Dass auch die dichterische Sprache die Lebewesen nicht in ihrer Wirklichkeit darstellt, ist eine Grundüberzeugung des 1960 geborenen Dirk van Bastelaere. Seine Gedichte, die ein melancholischer Grundton trägt, rufen die unerforschte, sprachlose Welt als Raum der Ganzheit, Echtheit und Lebendigkeit hervor, wo das "Herz" der Wesen noch zu finden ist. Die Benennung dagegen zerstört ihre Einheit und ihren Sinn. Auch das Ich ist nicht wirklich es selbst und lebendig, auch im Gedicht findet es sich nicht. So wird etwa die Berliner Mauer Metapher für die unüberwindbare "Trennlinie // Zu dem, was wir wirklich sind. / Es ist die geduldige Kehrseite / Der Zeit. Dort wächst nicht / Was du vergisst, sondern was fehlt // Bevor du es merkst."
Die trotzig-radikale Aufforderung: "Also lies mich.

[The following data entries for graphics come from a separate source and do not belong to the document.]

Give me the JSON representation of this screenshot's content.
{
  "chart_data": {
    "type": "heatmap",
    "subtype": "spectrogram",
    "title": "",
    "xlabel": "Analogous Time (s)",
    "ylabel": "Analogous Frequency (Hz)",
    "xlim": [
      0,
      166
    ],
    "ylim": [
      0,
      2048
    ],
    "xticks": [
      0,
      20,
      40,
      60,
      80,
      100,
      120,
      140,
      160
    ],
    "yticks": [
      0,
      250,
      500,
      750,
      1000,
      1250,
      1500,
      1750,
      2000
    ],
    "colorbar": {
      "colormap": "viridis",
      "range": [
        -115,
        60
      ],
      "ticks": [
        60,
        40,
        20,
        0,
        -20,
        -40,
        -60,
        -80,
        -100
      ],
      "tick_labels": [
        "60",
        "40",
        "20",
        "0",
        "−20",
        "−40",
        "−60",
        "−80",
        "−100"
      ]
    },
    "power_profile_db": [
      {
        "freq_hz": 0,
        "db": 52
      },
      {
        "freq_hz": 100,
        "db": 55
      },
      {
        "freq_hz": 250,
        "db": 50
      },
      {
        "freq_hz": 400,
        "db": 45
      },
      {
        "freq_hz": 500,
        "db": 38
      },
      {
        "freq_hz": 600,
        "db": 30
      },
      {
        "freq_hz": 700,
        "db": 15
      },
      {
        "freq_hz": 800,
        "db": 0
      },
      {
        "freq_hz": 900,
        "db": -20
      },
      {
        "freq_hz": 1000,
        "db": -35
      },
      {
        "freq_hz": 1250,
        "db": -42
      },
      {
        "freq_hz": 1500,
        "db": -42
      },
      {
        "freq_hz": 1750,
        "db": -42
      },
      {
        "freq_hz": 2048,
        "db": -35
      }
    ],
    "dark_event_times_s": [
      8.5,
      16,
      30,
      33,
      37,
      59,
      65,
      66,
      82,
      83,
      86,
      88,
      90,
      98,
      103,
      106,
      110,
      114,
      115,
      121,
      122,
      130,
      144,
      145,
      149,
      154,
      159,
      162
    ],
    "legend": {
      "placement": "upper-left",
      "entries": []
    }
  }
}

Lies mich ganz oder lies mich gar nicht" richtet Leonard Nolens, 1947 geboren, an die Geliebte wie auch an die Leserinnen und Leser seiner Gedichte. Lyrik ist leidenschaftlicher, existenzieller Ich-Ausdruck "mit Saft und Stachel", ein immer problematischer Weg aus der Einsamkeit, die Suche nach dem Du, in dem sich das Ich zugleich verliert und es selbst bleibt. "Erzähl mir", bemerkt Nolens schon in frühen Versen programmatisch, "nichts von dem ordentlichen Gedicht / Aus dem du verschwunden bist - / zeig' mir nur ein einziges Mal ein erschütterndes Gedicht / In dem du verschwunden bist wie ein Mann, verkrampft / In seine Liebste. In eine andere Person. In ein anderes Selbst."
Leonard Nolens und Dirk van Bastelaere lesen am Donnerstag, 3. Mai, Stefan Hertmans am Freitag, 4. Mai, und Hugo Claus am Samstag, 5. Mai, jeweils um 20 Uhr. "Francesco's Paradox" von Stefan Hertmans wird am Samstag um 17 Uhr mit dem Komponisten Walter Hus am Flügel und dem Tenor Peter de Groot erstmals in Deutschland aufgeführt. Alle Veranstaltungen finden im Kleinen Haus der Städtischen Bühnen statt (www.lyrikertreffen.muenster.de; Karten: Theaterkasse der Städtischen Bühnen Münster, Neubrückenstraße 63, Tel. 02 51 / 59 09-100).